The grape material used in Bordeaux consisted of our basic varieties…..Only cabernet sauvignon and malbec were available in South Australia at the time, but  survey showed that they were in such short supply as to make them impracticable commercially….I elected to use hermitage or shiraz only (which was in plentiful supply) knowing full well that if I was careful enough in the choice of area and vineyard and coupled that with the correct production procedure, I would be able to make the type and style of wine I wanted…..

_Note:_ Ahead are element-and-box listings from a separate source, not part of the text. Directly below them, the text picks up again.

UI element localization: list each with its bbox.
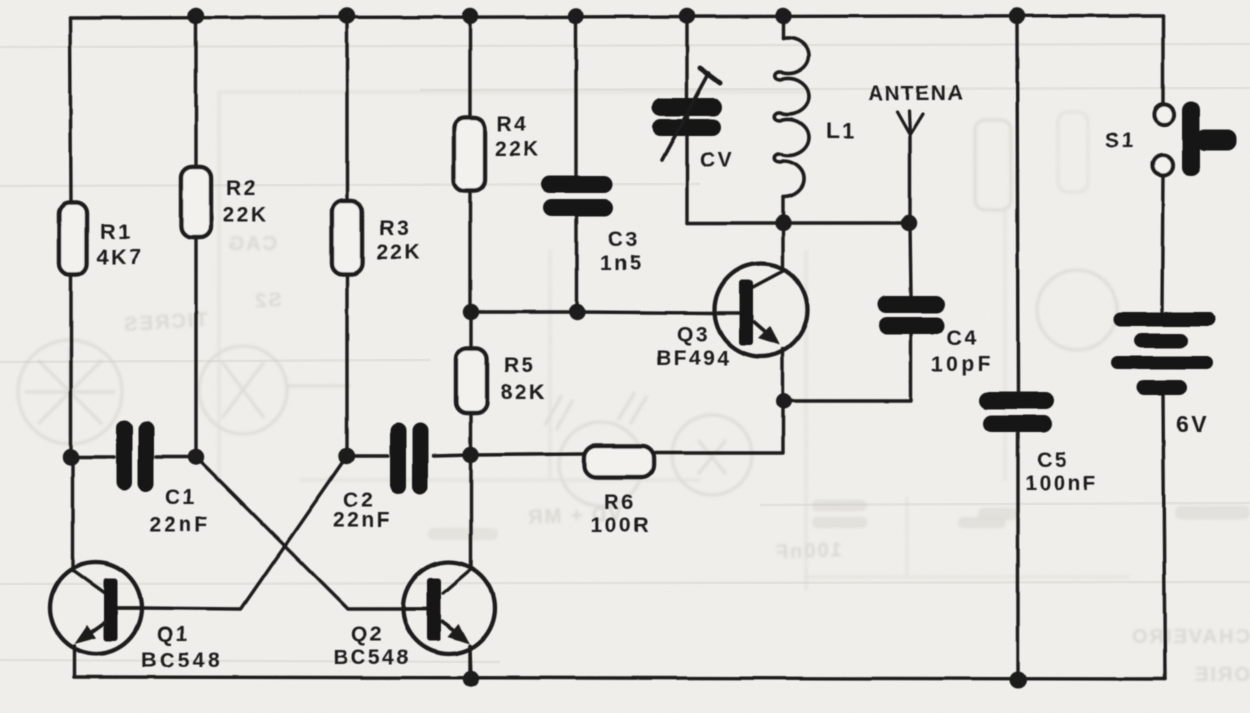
transistor Q1 [50,562,142,654]
wire Q2 emitter to bottom rail [468,646,471,679]
CV arrow [662,73,709,160]
inductor L1 [775,37,809,197]
svg-text:Q2: Q2 [351,623,384,646]
capacitor C3 [541,176,613,216]
capacitor C2 [390,423,428,494]
wire Q2 base cross-coupling [196,457,404,609]
capacitor C5 [979,392,1054,432]
wire Q1 collector [73,457,105,593]
wire antenna to C4 [910,135,911,296]
node C5 top [1009,8,1025,24]
wire CV branch [685,16,688,223]
svg-text:R3: R3 [379,217,411,240]
svg-text:CAG: CAG [227,233,277,255]
resistor R6 [584,446,654,477]
svg-text:CHAVEIRO: CHAVEIRO [1130,626,1250,648]
wire L1 bottom [781,197,784,223]
node R2 top [188,8,204,24]
wire battery to bottom rail [1163,393,1165,679]
svg-text:22nF: 22nF [333,509,392,532]
variable capacitor CV [652,98,722,136]
svg-text:CV: CV [700,149,734,172]
svg-text:L1: L1 [826,118,857,143]
switch S1 [1154,104,1174,124]
wire Q2 collector [443,455,471,593]
resistor R2 [181,167,211,237]
svg-text:100R: 100R [591,514,651,537]
wire top rail [70,16,1163,19]
svg-text:82K: 82K [501,381,547,404]
svg-text:R6: R6 [604,491,636,514]
wire Q1 base cross-coupling [141,456,347,609]
wire C1 horizontal [71,455,196,458]
svg-text:R1: R1 [100,221,132,244]
wire R4 branch [468,16,471,312]
resistor R1 [59,203,87,275]
wire CV bottom to antenna junction [687,221,909,224]
wire Q3 base [471,312,739,313]
wire C4 bottom to Q3 emitter junction [784,334,911,401]
wire Q3 collector [753,223,783,287]
capacitor C4 [877,296,945,334]
svg-text:R5: R5 [504,354,536,377]
svg-text:C5: C5 [1037,449,1069,472]
svg-text:22K: 22K [223,203,269,226]
svg-text:4K7: 4K7 [97,246,143,269]
wire R1 bottom to C1 junction [69,275,72,457]
svg-text:C3: C3 [608,228,640,251]
node C1 left [63,449,79,465]
wire bottom rail [74,677,1165,679]
capacitor C1 [116,420,154,492]
battery B1 [1111,312,1215,395]
svg-text:BC548: BC548 [333,646,411,669]
transistor Q3 [715,264,808,357]
svg-text:C1: C1 [165,486,197,509]
wire Q3 emitter down to R6 [653,349,783,453]
node Q3 emitter C4 [776,393,792,409]
svg-text:Q3: Q3 [677,323,710,346]
node antenna [901,215,917,231]
wire R2 branch [194,16,197,457]
node C1 right [188,449,204,465]
node R4 R5 [463,304,479,320]
wire S1 to battery [1162,174,1163,311]
svg-text:1n5: 1n5 [600,252,644,275]
svg-text:ORIE: ORIE [1193,664,1250,686]
node R4 top [462,8,478,24]
node Q2 emitter rail [463,671,479,687]
svg-text:10pF: 10pF [931,353,994,376]
wire Q1 emitter to bottom rail [72,646,75,677]
svg-text:R2: R2 [226,177,258,200]
wire C2 horizontal [347,455,471,456]
svg-text:C4: C4 [947,327,979,350]
resistor R3 [332,201,362,274]
wire R5 branch [469,312,472,455]
transistor Q2 [403,562,495,654]
node C3 top [568,8,584,24]
antenna [897,111,923,135]
svg-text:22K: 22K [495,138,541,161]
svg-text:ANTENA: ANTENA [868,82,964,105]
wire left vertical (V+ to R1) [70,18,71,203]
wire C3 branch [576,16,577,312]
wire Q2 emitter junction to bottom rail [470,646,471,679]
svg-text:R4: R4 [497,113,529,136]
svg-text:6V: 6V [1176,411,1209,437]
svg-text:S2: S2 [253,289,283,312]
svg-text:Q1: Q1 [157,623,190,646]
svg-text:BF494: BF494 [656,347,732,370]
node L1 bottom [775,215,791,231]
resistor R4 [454,118,485,191]
svg-text:22nF: 22nF [149,513,211,536]
svg-text:100nF: 100nF [1025,472,1098,495]
node C2 right [463,447,479,463]
node L1 top [775,8,791,24]
wire R3 branch [345,16,348,456]
wire C5 branch [1017,16,1018,680]
wire L1 top [781,16,784,38]
node CV top [679,8,695,24]
node C5 rail [1010,672,1027,689]
node R3 top [339,8,355,24]
wire R6 left [471,454,584,455]
node C3 bottom [569,304,585,320]
svg-text:S1: S1 [1105,129,1136,152]
wire S1 top feed [1161,16,1164,104]
svg-text:22K: 22K [376,241,422,264]
resistor R5 [456,348,487,413]
node C2 left [339,448,355,464]
svg-text:100nF: 100nF [774,539,843,564]
svg-text:BC548: BC548 [141,649,222,672]
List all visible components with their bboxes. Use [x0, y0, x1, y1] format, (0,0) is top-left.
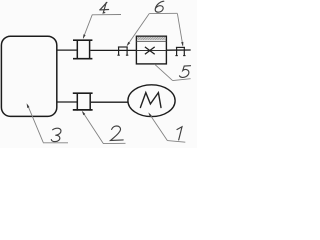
wire top shaft gearbox-to-end — [166, 49, 190, 51]
label 6 right leader — [177, 14, 182, 46]
wire shaft inside gearbox — [136, 50, 166, 52]
label 2 leader line — [83, 112, 104, 143]
gearbox housing 5 — [136, 36, 166, 64]
coupling C2 left flange — [76, 93, 78, 111]
wire bottom shaft rect-to-coupling — [57, 101, 77, 103]
machine body 3 (rounded rectangle) — [1, 36, 56, 116]
wire top shaft coupling-to-gearbox — [90, 49, 136, 51]
coupling C4 left flange — [76, 40, 78, 60]
label 6 shelf line — [149, 12, 177, 14]
label 6 text — [155, 1, 164, 12]
label 4 arrowhead — [83, 34, 86, 39]
label 3 text — [51, 128, 61, 141]
wire bottom shaft coupling-to-motor — [91, 101, 128, 103]
label 5 text — [180, 66, 191, 78]
coupling C2 bottom bar — [73, 109, 93, 111]
label 3 leader line — [28, 105, 44, 143]
label 2 arrowhead — [82, 111, 86, 116]
label 4 text — [100, 2, 109, 13]
coupling C4 top bar — [73, 39, 92, 41]
coupling C2 right flange — [89, 93, 91, 111]
label 2 shelf line — [103, 142, 126, 144]
label 5 shelf line — [173, 79, 191, 81]
label 3 shelf line — [43, 142, 68, 144]
label 1 text — [177, 127, 182, 140]
bearing left legs — [118, 47, 120, 56]
coupling C2 top bar — [73, 92, 93, 94]
label 1 arrowhead — [148, 112, 152, 116]
label 6 left arrowhead — [127, 42, 131, 46]
label 6 left leader — [127, 14, 149, 46]
bearing left feet — [117, 54, 119, 56]
label 1 shelf line — [167, 141, 185, 143]
label 6 right arrowhead — [181, 42, 183, 47]
label 3 arrowhead — [27, 103, 30, 108]
motor M1 ellipse — [128, 85, 175, 117]
coupling C4 right flange — [89, 40, 91, 60]
bearing left (item 6) top cap — [118, 46, 128, 48]
label 4 leader line — [83, 15, 92, 38]
bearing right feet — [175, 55, 177, 57]
gearbox strip bottom line — [136, 40, 166, 42]
label 1 leader line — [149, 114, 167, 141]
bearing right legs — [176, 47, 178, 56]
motor letter M — [140, 93, 161, 108]
gearbox hatched strip — [137, 37, 166, 40]
label 5 leader line — [155, 64, 173, 80]
bearing right (item 6) top cap — [176, 46, 185, 48]
gear cross X — [145, 47, 155, 54]
coupling C4 bottom bar — [73, 58, 92, 60]
wire top shaft segment rect-to-coupling — [57, 49, 77, 51]
label 4 shelf line — [92, 14, 121, 16]
label 2 text — [111, 126, 124, 141]
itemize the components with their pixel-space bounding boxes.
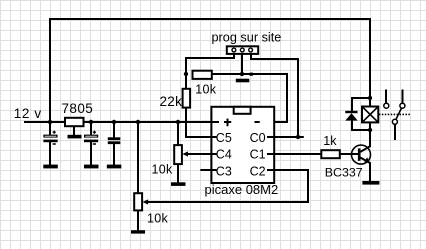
wire bottom pot top lead	[137, 122, 139, 194]
svg-text:C4: C4	[216, 148, 232, 162]
capacitor C3 ceramic	[108, 137, 121, 144]
relay coil K1	[362, 107, 378, 123]
ground under 7805	[68, 135, 82, 139]
wire cap C2 leads	[90, 122, 92, 135]
svg-text:C0: C0	[250, 131, 266, 145]
regulator U2 7805	[62, 101, 94, 126]
wire cap C1 bottom lead	[49, 142, 51, 165]
wire connector left pin to 22k	[186, 52, 234, 74]
switch SW1 contacts	[384, 103, 405, 124]
svg-text:10k: 10k	[152, 163, 174, 177]
node junction 22k-10k	[184, 72, 188, 76]
wire C0 pin line	[269, 136, 304, 138]
node square terminal	[250, 73, 253, 76]
node junction rail-cap3	[112, 120, 116, 124]
ground under connector middle pin	[236, 79, 250, 83]
node junction ground-middle pin	[240, 72, 244, 76]
relay contact dotted link	[379, 113, 411, 115]
node junction rail-lower pot	[136, 120, 140, 124]
potentiometer 10k lower	[134, 193, 168, 225]
wire 1k to transistor base	[340, 153, 358, 155]
capacitor C1 electrolytic	[43, 131, 57, 144]
wire ground net from 10k to C2	[212, 74, 287, 170]
pin - power	[255, 121, 260, 123]
wire C3 stub	[200, 169, 214, 171]
diode D1 flyback	[345, 111, 357, 121]
node junction C0-serial	[296, 135, 300, 139]
svg-text:C2: C2	[250, 164, 266, 178]
svg-text:22k: 22k	[160, 94, 183, 109]
svg-text:BC337: BC337	[325, 166, 363, 180]
wire 7805 ground pin	[73, 122, 75, 135]
wire C2 loop to bottom pot wiper	[148, 170, 309, 202]
ground under upper potentiometer	[171, 182, 186, 186]
svg-text:picaxe 08M2: picaxe 08M2	[205, 182, 279, 197]
pin + power	[224, 119, 231, 127]
ground under capacitor C2	[84, 165, 99, 169]
IC U1 picaxe 08M2	[205, 107, 279, 197]
wire switch common stub	[394, 124, 396, 140]
svg-text:10k: 10k	[195, 82, 217, 96]
wire C1 to 1k resistor	[269, 153, 322, 155]
svg-text:1k: 1k	[323, 134, 337, 148]
wire relay branch diode loop	[352, 98, 370, 111]
wire switch right stub	[402, 90, 404, 104]
svg-text:7805: 7805	[62, 101, 94, 116]
wire bottom pot bottom lead	[137, 210, 139, 231]
wire +5V rail inside box to + pin	[211, 121, 219, 123]
connector J1 prog sur site	[212, 30, 282, 53]
resistor 10k horizontal pullup	[193, 71, 217, 97]
wire +5V rail	[24, 121, 219, 123]
svg-text:C3: C3	[216, 164, 232, 178]
svg-text:10k: 10k	[147, 211, 169, 225]
node junction rail-cap2	[89, 120, 93, 124]
node junction rail-cap1	[48, 120, 52, 124]
svg-text:C1: C1	[250, 148, 266, 162]
svg-text:prog sur site: prog sur site	[212, 30, 282, 44]
ground under transistor emitter	[362, 181, 379, 185]
wire 22k top lead	[185, 74, 187, 89]
ground under capacitor C3	[107, 165, 122, 169]
wire 22k bottom to C5 pin	[186, 108, 214, 138]
wire cap C1 top lead	[49, 122, 51, 135]
wire top pot top lead	[177, 122, 179, 146]
wire relay coil bottom to transistor collector	[360, 122, 370, 152]
wire transistor emitter	[360, 158, 370, 182]
wire top pot bottom lead	[177, 164, 179, 184]
node junction rail-upper pot	[176, 120, 180, 124]
svg-text:12 v: 12 v	[14, 106, 42, 121]
svg-text:C5: C5	[216, 131, 232, 145]
wire 12V top loop rail	[50, 19, 370, 135]
wire C4 wiper line	[187, 153, 215, 155]
node junction relay bottom	[368, 128, 372, 132]
node junction relay top	[368, 96, 372, 100]
switch arm	[396, 108, 402, 120]
resistor 1k	[321, 134, 340, 158]
ground under lower potentiometer	[131, 230, 145, 233]
wire cap C3 leads	[113, 122, 115, 138]
resistor 22k	[160, 89, 191, 109]
wire connector right pin serial-out to C0	[251, 52, 298, 137]
pin stubs inside box	[211, 137, 275, 170]
potentiometer 10k upper	[152, 145, 189, 176]
capacitor C2 electrolytic	[84, 131, 98, 144]
wire connector middle pin to ground	[241, 52, 243, 76]
transistor Q1 BC337	[325, 145, 371, 179]
ground under capacitor C1	[43, 165, 58, 169]
wire switch left stub	[385, 90, 387, 104]
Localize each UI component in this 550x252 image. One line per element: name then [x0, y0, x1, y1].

 So began an Australian success story.  Penfolds has produced labels including Grange, St Henri, Bin 389 and the ultimate fall-back of the author, Koonunga Hill, which, at about $10 a bottle, is as good a value for wine as you can find anywhere in the world. 

Someone once said that Max Schubert smoked Gauloise cigarettes.  If he did, that would have supplied a real motive for making one very big wine because they could kill a brown dog at thirty yards.  But whether Max smoked those cigarettes or not, he made an enduring contribution to the Australian story.  He helped us to shed that ghastly failing called ‘the cringe’.  On a good day, we can play cricket and footy well.  But we can also make a bloody good wine – and without any evident help from on high.